Over the years we’ve helped a number of friends in various stages of separation and relationship problems, medical worries, and confusion about life. We’ve even been called at 3AM by a friend about to appear in court and who expected to end up in jail (they didn’t). More than one of our friends has said to us that although they’ve never needed to take us up on this, it is a great comfort just knowing we’re there if needed. There are several friends for whom we are either “spare parents” or “spare siblings”, which is a good way of looking at all this.

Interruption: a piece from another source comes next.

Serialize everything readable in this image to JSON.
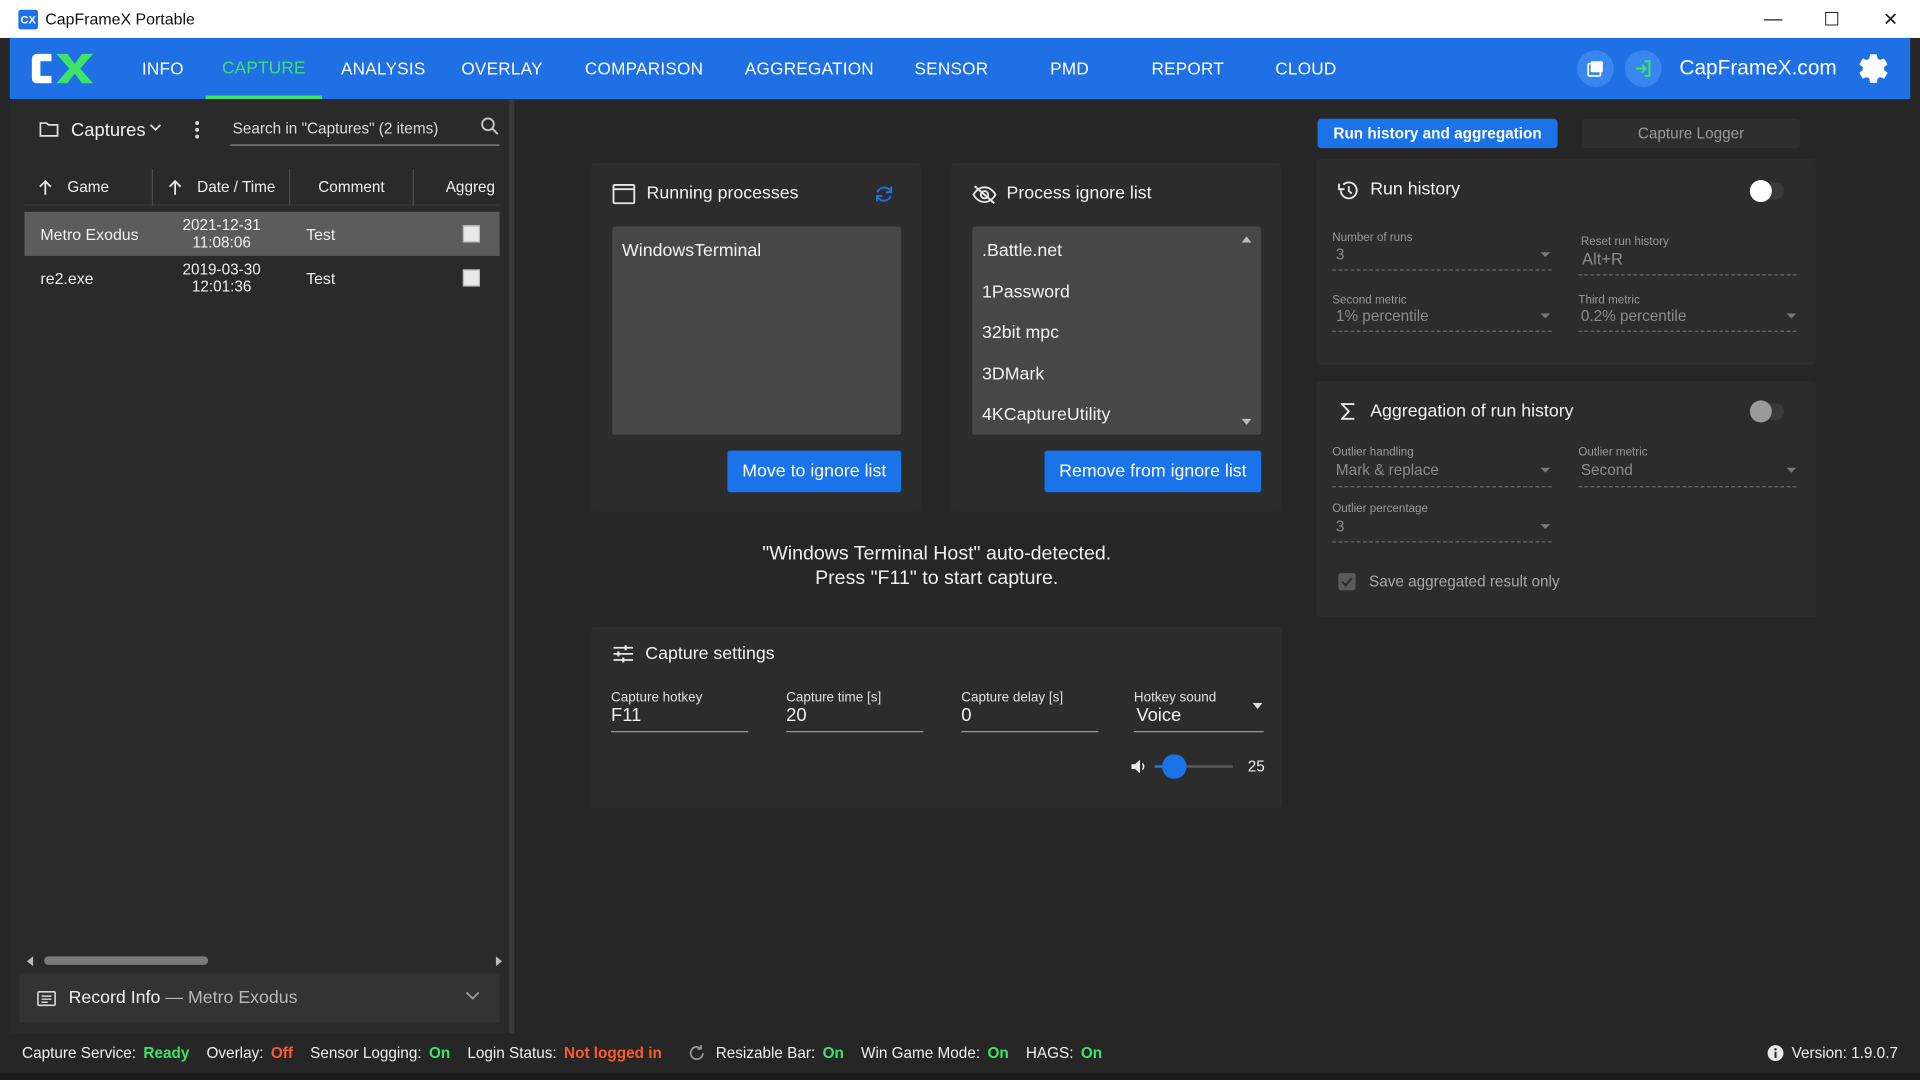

This is more than just having an “open door policy” or “a friend in need”. It is about the meaning of life; being a true friend; and being ethical.

Taxing Meat

Could a tax on meat help us save the planet?

That’s the interesting question posed by Simon Fairlie in a Guardian article a few days ago.

It is, I think, now becoming widely accepted that fattening livestock for human consumption is a very inefficient use of feed and water – and thus environmentally unsound. One way to reduce consumption of meat would be to tax it, perhaps treating it as a luxury item.

As usual here’s the tl;dr summary of quotes from the article.

Feeding cereals and beans to animals is an inefficient and extravagant way to produce human food … there is a limited amount of grazing land … the world will be hard-pressed to supply a predicted population of 9 billion people with a diet as rich in meat as the industrialised world currently enjoys, and … it’s not a very healthy diet anyway. [Additionally] … livestock [generate] 14.5% of all manmade greenhouse gas emissions.
… … …
Meat taxes have been proposed … the ideal solution might be not to tax meat itself, but to tax fossil fuels … meat production would decline as a consequence – partly because nitrogen fertilisers … for growing animal feed would become more expensive, and partly because there would be increased competition for grazing land.
… … …
Most proposals [for meat taxes] foresee different rates of tax applied to different animals … a pig fed on food waste and crop residues has a tiny fraction of the environmental impact of a pig fed on soya and grains.

If we were to have a meat tax, it would … be simpler to have a flat rate for all meat; and in the UK and the rest of the EU there is an oven-ready way of doing that … VAT … It is hard to think of a more seamless way of introducing consumers to the concept that meat … is a luxury item they will have to pay more for.
… … …
[Another] aspect of applying VAT to meat [is that] small livestock farms with an annual turnover of less than the £85,000 threshold could be exempt. They would benefit from an advantage of up to 20% over supermarkets for any meat they sell direct to consumers … [this] might help reverse the drastic decline in the number of small family farms, and give a boost to new entrants into farming. It would also provide a fillip to local economies, with farmers’ markets, community-supported agriculture schemes, urban food co-ops, small farms in the green belt, conservation graziers … likely to benefit.

It’s an intriguing idea, but one which I don’t see happening. The consumer in the developed world is far too wedded to meat as a staple food to accept what will be seen as an arbitrary price hike for no gain. But then again why not scrap income tax and charge VAT (or equivalent) on everything?